On Sun 03 Aug 2025 at 03:59pm +02, Andrea Pappacoda wrote:

> On Sun Aug 3, 2025 at 3:15 PM CEST, Sean Whitton wrote:
>> I thought that the .delta files were mostly to cover, for example, the
>> tarball containing autotools-generated files that aren't in git?
>> Isn't that a key use case?
>
> Mhh, I'd say no, maybe. Let me explain.
>
> The main undeniable advantage of pristine-tar is regenerating a tarball
> which is bit-by-bit identical to the upstream one, without having to
> keep the actual tarball around. This is useful for source
> reproducibility use cases (ignoring that Git is better for this anyway).
>
> I argue that containing autotools-generated files is not the main use
> case because in the usual git-buildpackage workflow you actually import
> the tarballs into git, so the Debian git tree has the autotools stuff as
> well.
>
> When one uses a mixed upstream git + tarballs gbp workflow, the tarball
> contents gets applied as a new commit on top of the upstream git tag.
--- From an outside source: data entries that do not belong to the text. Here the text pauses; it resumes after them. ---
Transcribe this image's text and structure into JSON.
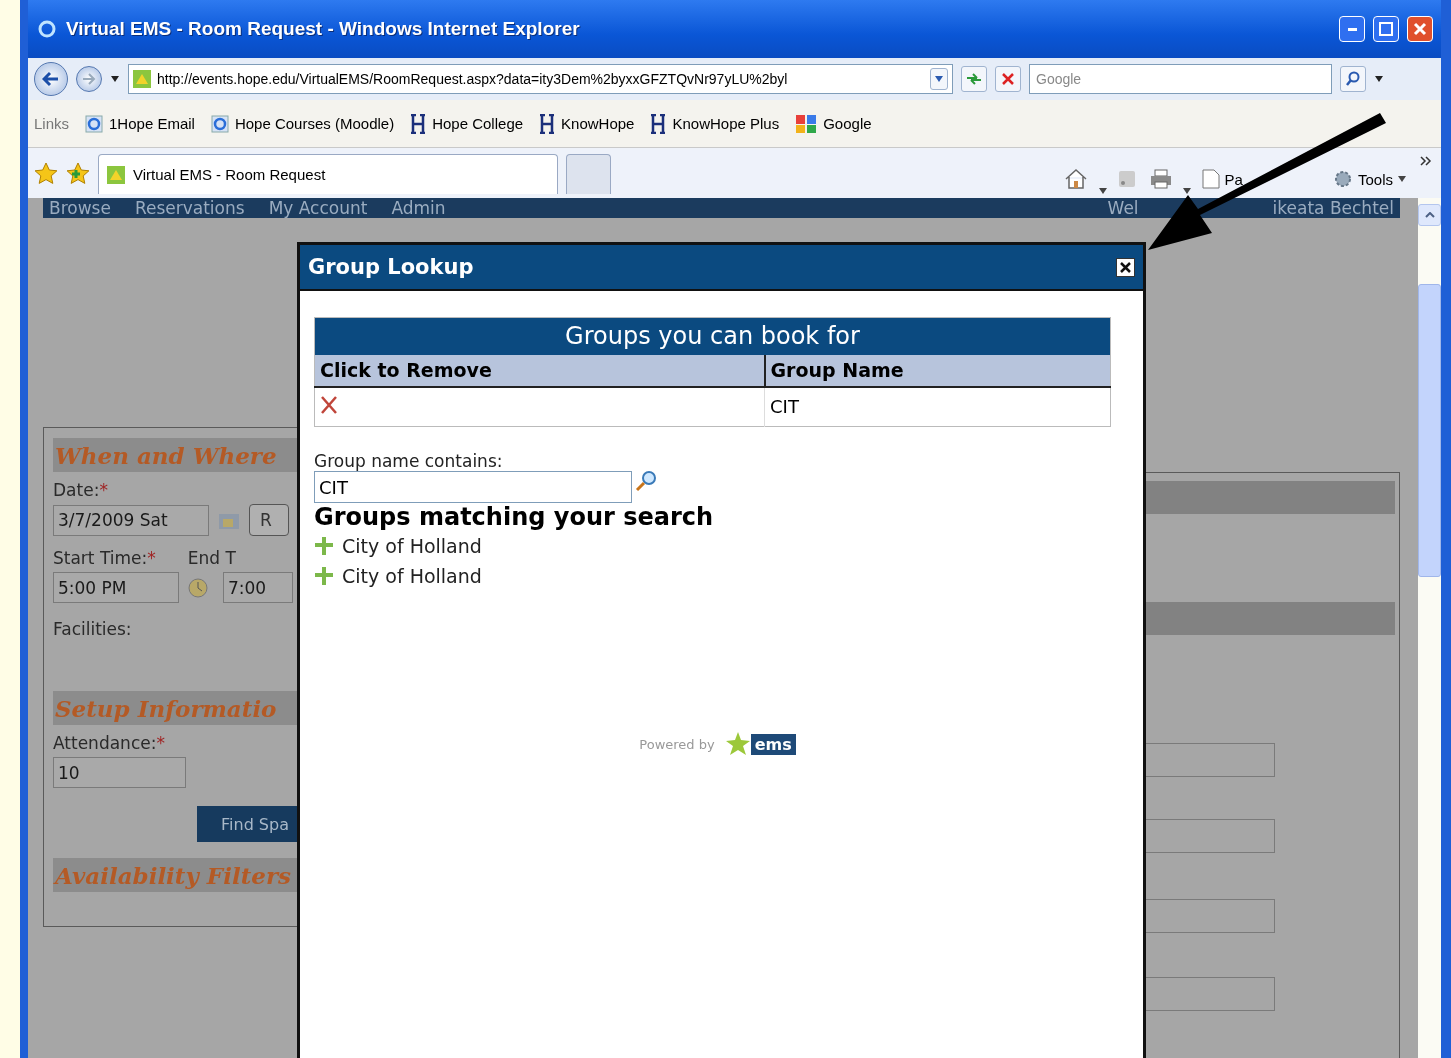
{
  "window": {
    "title": "Virtual EMS - Room Request - Windows Internet Explorer"
  },
  "address_bar": {
    "url": "http://events.hope.edu/VirtualEMS/RoomRequest.aspx?data=ity3Dem%2byxxGFZTQvNr97yLU%2byl",
    "search_placeholder": "Google"
  },
  "links_bar": {
    "label": "Links",
    "items": [
      {
        "label": "1Hope Email",
        "kind": "ie"
      },
      {
        "label": "Hope Courses (Moodle)",
        "kind": "ie"
      },
      {
        "label": "Hope College",
        "kind": "h"
      },
      {
        "label": "KnowHope",
        "kind": "h"
      },
      {
        "label": "KnowHope Plus",
        "kind": "h"
      },
      {
        "label": "Google",
        "kind": "google"
      }
    ]
  },
  "tabs": [
    {
      "label": "Virtual EMS - Room Request",
      "selected": true
    }
  ],
  "command_bar": {
    "page_label": "Pa",
    "tools_label": "Tools"
  },
  "nav": {
    "items": [
      "Browse",
      "Reservations",
      "My Account",
      "Admin"
    ],
    "welcome_parts": [
      "Wel",
      "ikeata Bechtel"
    ]
  },
  "form": {
    "sections": [
      "When and Where",
      "Setup Informatio",
      "Availability Filters"
    ],
    "date": {
      "label": "Date:",
      "mark": "*",
      "value": "3/7/2009 Sat",
      "button": "R"
    },
    "start_time": {
      "label": "Start Time:",
      "mark": "*",
      "value": "5:00 PM"
    },
    "end_time": {
      "label": "End T",
      "value": "7:00"
    },
    "facilities": {
      "label": "Facilities:"
    },
    "attendance": {
      "label": "Attendance:",
      "mark": "*",
      "value": "10"
    },
    "find_button": "Find Spa"
  },
  "dialog": {
    "title": "Group Lookup",
    "bookable": {
      "caption": "Groups you can book for",
      "columns": [
        "Click to Remove",
        "Group Name"
      ],
      "rows": [
        {
          "group": "CIT"
        }
      ]
    },
    "search": {
      "label": "Group name contains:",
      "value": "CIT"
    },
    "results_heading": "Groups matching your search",
    "results": [
      "City of Holland",
      "City of Holland"
    ],
    "powered_by": "Powered by",
    "logo_text": "ems"
  }
}
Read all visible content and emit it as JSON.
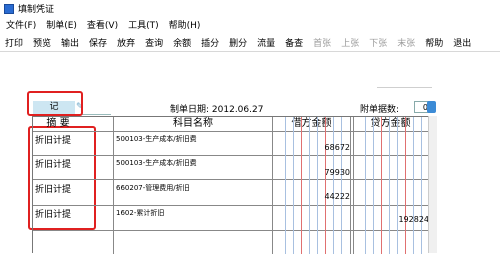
{
  "window": {
    "title": "填制凭证"
  },
  "menu": [
    "文件(F)",
    "制单(E)",
    "查看(V)",
    "工具(T)",
    "帮助(H)"
  ],
  "toolbar": [
    {
      "label": "打印",
      "enabled": true
    },
    {
      "label": "预览",
      "enabled": true
    },
    {
      "label": "输出",
      "enabled": true
    },
    {
      "label": "保存",
      "enabled": true
    },
    {
      "label": "放弃",
      "enabled": true
    },
    {
      "label": "查询",
      "enabled": true
    },
    {
      "label": "余额",
      "enabled": true
    },
    {
      "label": "插分",
      "enabled": true
    },
    {
      "label": "删分",
      "enabled": true
    },
    {
      "label": "流量",
      "enabled": true
    },
    {
      "label": "备查",
      "enabled": true
    },
    {
      "label": "首张",
      "enabled": false
    },
    {
      "label": "上张",
      "enabled": false
    },
    {
      "label": "下张",
      "enabled": false
    },
    {
      "label": "末张",
      "enabled": false
    },
    {
      "label": "帮助",
      "enabled": true
    },
    {
      "label": "退出",
      "enabled": true
    }
  ],
  "voucher": {
    "type": "记",
    "date_label": "制单日期:",
    "date": "2012.06.27",
    "attachments_label": "附单据数:",
    "attachments": "0"
  },
  "table": {
    "headers": {
      "summary": "摘 要",
      "account": "科目名称",
      "debit": "借方金额",
      "credit": "贷方金额"
    },
    "rows": [
      {
        "summary": "折旧计提",
        "account": "500103-生产成本/折旧费",
        "debit": "68672",
        "credit": ""
      },
      {
        "summary": "折旧计提",
        "account": "500103-生产成本/折旧费",
        "debit": "79930",
        "credit": ""
      },
      {
        "summary": "折旧计提",
        "account": "660207-管理费用/折旧",
        "debit": "44222",
        "credit": ""
      },
      {
        "summary": "折旧计提",
        "account": "1602-累计折旧",
        "debit": "",
        "credit": "192824"
      }
    ]
  },
  "highlight_color": "#e02020"
}
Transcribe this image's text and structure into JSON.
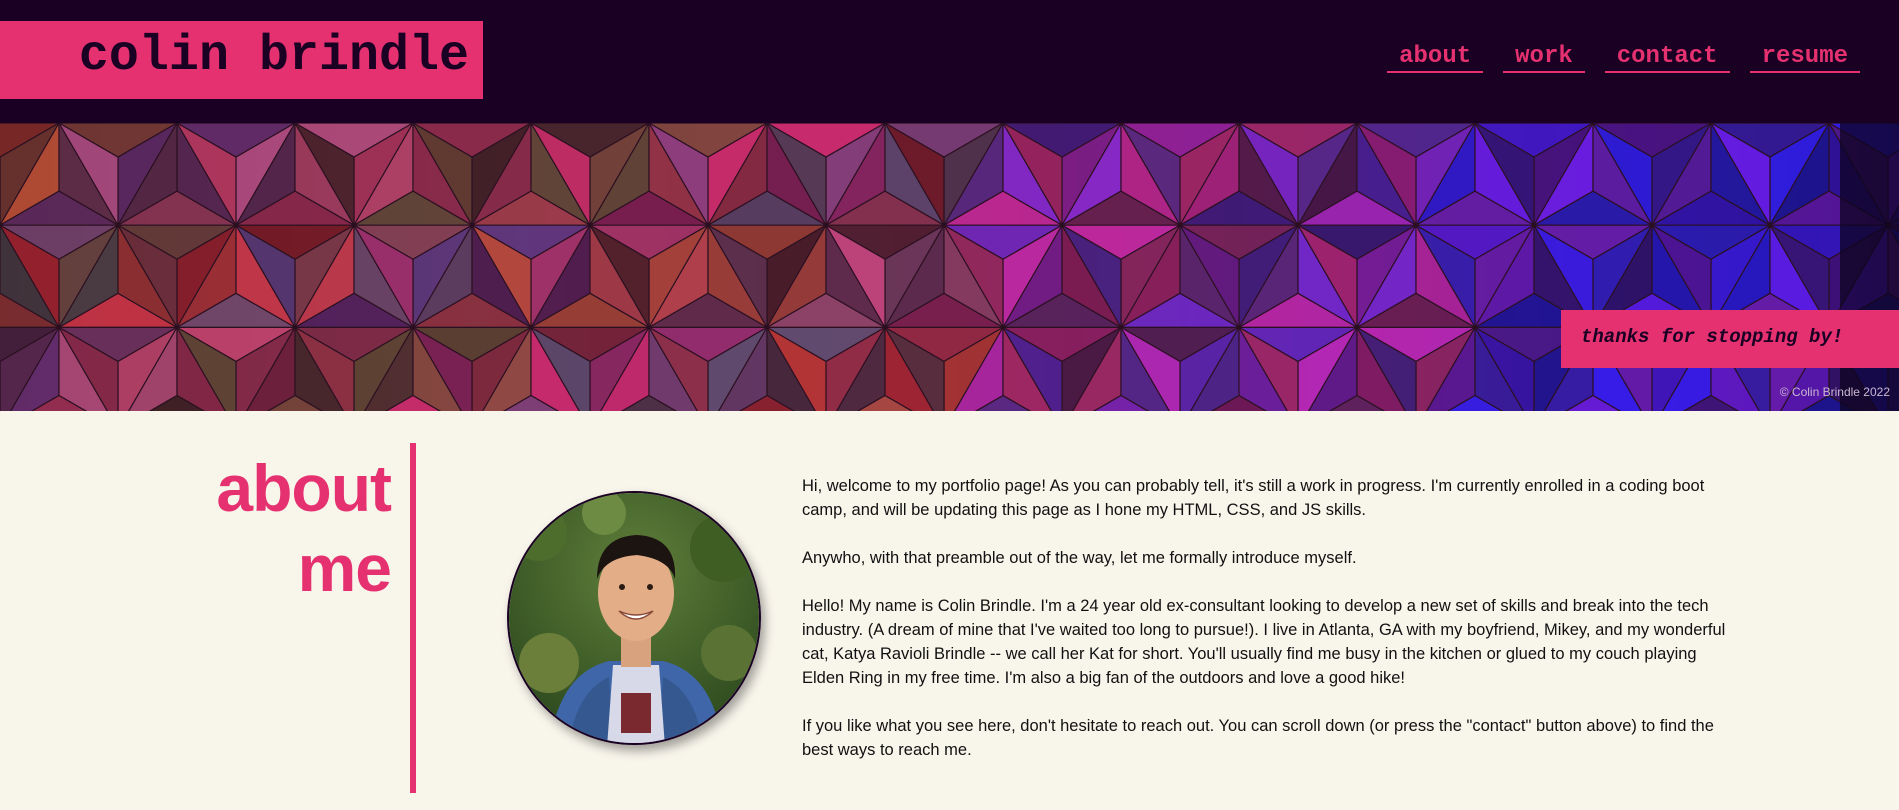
{
  "header": {
    "logo_text": "colin brindle",
    "nav": [
      {
        "label": "about"
      },
      {
        "label": "work"
      },
      {
        "label": "contact"
      },
      {
        "label": "resume"
      }
    ]
  },
  "hero": {
    "tagline": "thanks for stopping by!",
    "copyright": "© Colin Brindle 2022"
  },
  "about": {
    "heading_line1": "about",
    "heading_line2": "me",
    "paragraphs": [
      "Hi, welcome to my portfolio page! As you can probably tell, it's still a work in progress. I'm currently enrolled in a coding boot camp, and will be updating this page as I hone my HTML, CSS, and JS skills.",
      "Anywho, with that preamble out of the way, let me formally introduce myself.",
      "Hello! My name is Colin Brindle. I'm a 24 year old ex-consultant looking to develop a new set of skills and break into the tech industry. (A dream of mine that I've waited too long to pursue!). I live in Atlanta, GA with my boyfriend, Mikey, and my wonderful cat, Katya Ravioli Brindle -- we call her Kat for short. You'll usually find me busy in the kitchen or glued to my couch playing Elden Ring in my free time. I'm also a big fan of the outdoors and love a good hike!",
      "If you like what you see here, don't hesitate to reach out. You can scroll down (or press the \"contact\" button above) to find the best ways to reach me."
    ]
  },
  "colors": {
    "header_bg": "#1a0124",
    "accent": "#e53170",
    "page_bg": "#f8f5eb"
  }
}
> So, even there, the contents of the tarball match the contents of the
> git tree pointed by the upstream/latest branch (minus stuff like empty
> dirs).
>
> So, we can just say: if you want to use pristine-tar, make sure to
> commit its contents to the upstream/latest branch (gbp does this by
> default anyway).
>
> Note: here I use "upstream/latest" to refer to the branch containing the
> upstream code to be used for package builds. It could have a different
> name, of course, but that's what DEP14 recommends.

Thanks for confirming, Andrea -- we're on the same page.